I suppose it is our duty to address the new Vanity Fair article "written" by Alaskan humping enthusiast Levi Johnston, because it promises to "turn a number of commonly held beliefs about [Sarah Palin]… upside down," and that sounds exciting, in an as-told-to kind of way.
So do we learn that Sarah Palin is, in fact, the author of several economics textbooks? Do we discover that she has been studying foreign policy, or English grammar, in a secret office under a hockey rink? Well, no. We "learn" that Sarah Palin is a hypocritical twit who spends most of her time thinking up ways to become more famous and/or wealthy, which, wow, that sure turns a lot of commonly held beliefs about the former governor the opposite of upside down.

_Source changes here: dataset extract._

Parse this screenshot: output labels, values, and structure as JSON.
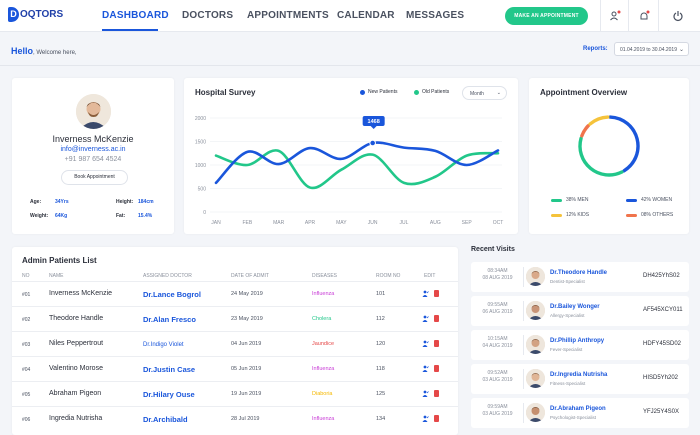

I'm sure Levi Johnston "wrote" this "scoop" for reasons completely unrelated to any desire to become more famous and/or wealthy himself, and certainly he'll only take off his pants for Playgirl because of moral obligation, so to thank this young buck for service to his country, I've coined a new word in his honor:
john·ston (jŏn'stən) noun. A thing that holds a prominent place in American culture for reasons that seem increasingly insignificant the more prominent the thing becomes; a thing whose contribution to American culture is, largely, to prompt discussion about whether or not the thing deserves to have a place in American culture.
Feel free to use it yourself, in sentences also too — or just tell it to other people and have them write it down for you. Enjoy!